5. Applications of Cultural Anthropology

Since the inception of applied anthropology, the methods and principles of cultural anthropology have been used to solve practical problems in human communities. The use of anthropological knowledge for practical purposes has accelerated in recent years, with employment opportunities increasing in such areas as public health, community development, and marketing research. Application of anthropological ideas and techniques outside of academic and research settings is a result of two major developments which occurred in the United States and the United Kingdom after World War II. The first of these was a realization that anthropologists had accumulated a vast store of information about different ways of life, but had done little to integrate this information into the knowledge of humankind. The second development was an increasing difficulty for academic and research institutions to absorb and support all the graduates turning out of anthropology programs, and a resultant interest on the part of anthropologists in finding new careers.
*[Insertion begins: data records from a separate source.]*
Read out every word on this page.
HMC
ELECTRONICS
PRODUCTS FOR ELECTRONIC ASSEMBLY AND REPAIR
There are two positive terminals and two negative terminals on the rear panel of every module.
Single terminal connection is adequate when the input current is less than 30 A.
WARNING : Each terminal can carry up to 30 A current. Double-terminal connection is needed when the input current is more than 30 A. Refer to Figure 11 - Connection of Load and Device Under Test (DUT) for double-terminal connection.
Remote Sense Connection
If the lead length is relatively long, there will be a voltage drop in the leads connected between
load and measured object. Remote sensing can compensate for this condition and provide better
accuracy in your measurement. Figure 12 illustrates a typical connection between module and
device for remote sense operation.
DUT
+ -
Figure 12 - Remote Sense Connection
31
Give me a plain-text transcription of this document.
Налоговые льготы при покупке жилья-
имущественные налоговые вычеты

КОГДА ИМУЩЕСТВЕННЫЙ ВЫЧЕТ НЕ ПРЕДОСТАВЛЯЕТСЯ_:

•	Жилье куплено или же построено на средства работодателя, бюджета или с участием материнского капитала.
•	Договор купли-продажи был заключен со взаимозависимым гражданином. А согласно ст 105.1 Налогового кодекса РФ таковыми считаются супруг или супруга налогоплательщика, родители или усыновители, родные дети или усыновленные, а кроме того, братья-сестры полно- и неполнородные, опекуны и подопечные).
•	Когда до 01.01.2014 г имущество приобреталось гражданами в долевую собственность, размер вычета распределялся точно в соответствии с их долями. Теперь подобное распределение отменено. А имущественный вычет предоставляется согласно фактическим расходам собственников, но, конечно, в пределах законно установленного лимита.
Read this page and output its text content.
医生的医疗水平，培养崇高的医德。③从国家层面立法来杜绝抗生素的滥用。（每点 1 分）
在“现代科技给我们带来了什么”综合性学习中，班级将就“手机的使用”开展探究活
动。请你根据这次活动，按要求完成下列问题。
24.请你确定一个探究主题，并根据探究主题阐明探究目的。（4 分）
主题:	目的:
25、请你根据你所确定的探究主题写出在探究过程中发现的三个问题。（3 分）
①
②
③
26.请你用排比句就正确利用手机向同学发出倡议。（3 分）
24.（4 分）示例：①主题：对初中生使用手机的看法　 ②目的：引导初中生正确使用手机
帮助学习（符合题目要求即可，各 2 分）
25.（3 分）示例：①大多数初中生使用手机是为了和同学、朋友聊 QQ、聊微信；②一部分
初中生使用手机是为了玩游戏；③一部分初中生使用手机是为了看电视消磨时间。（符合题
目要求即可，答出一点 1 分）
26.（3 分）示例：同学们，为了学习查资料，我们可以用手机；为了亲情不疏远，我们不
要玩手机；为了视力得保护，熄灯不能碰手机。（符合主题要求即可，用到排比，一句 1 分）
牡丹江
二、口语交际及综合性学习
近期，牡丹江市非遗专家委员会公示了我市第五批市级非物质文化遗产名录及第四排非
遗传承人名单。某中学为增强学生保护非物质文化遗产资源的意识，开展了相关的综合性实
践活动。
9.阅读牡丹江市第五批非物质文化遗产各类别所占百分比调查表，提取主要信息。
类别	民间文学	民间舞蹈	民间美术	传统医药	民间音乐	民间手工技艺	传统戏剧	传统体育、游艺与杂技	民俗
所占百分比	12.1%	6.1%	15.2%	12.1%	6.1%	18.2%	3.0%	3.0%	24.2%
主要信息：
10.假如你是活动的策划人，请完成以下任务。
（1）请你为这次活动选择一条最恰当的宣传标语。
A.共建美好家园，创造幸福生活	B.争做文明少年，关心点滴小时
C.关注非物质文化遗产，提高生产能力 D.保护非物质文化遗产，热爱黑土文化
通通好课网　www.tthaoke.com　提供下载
In response to these conditions, anthropologists began to seek work outside of academia, and simultaneously, to produce more practical and policy-relevant research. A major factor in the push toward application was the inherent dissatisfaction that many researchers felt about the narrow focus of their research, and the lack of consideration given to the needs and problems of the people whom they had studied. In short, anthropology and anthropologists have changed. Many have broadened their agendas to bridge the divide between research and public understanding, and to create more inclusive understandings of human problems at all levels. This shift has done much to close the artificial gap between academic and applied research, and has made a strong case that all anthropological research, whether it aims to be practical or not, should consider how it can benefit the people it is concerned with.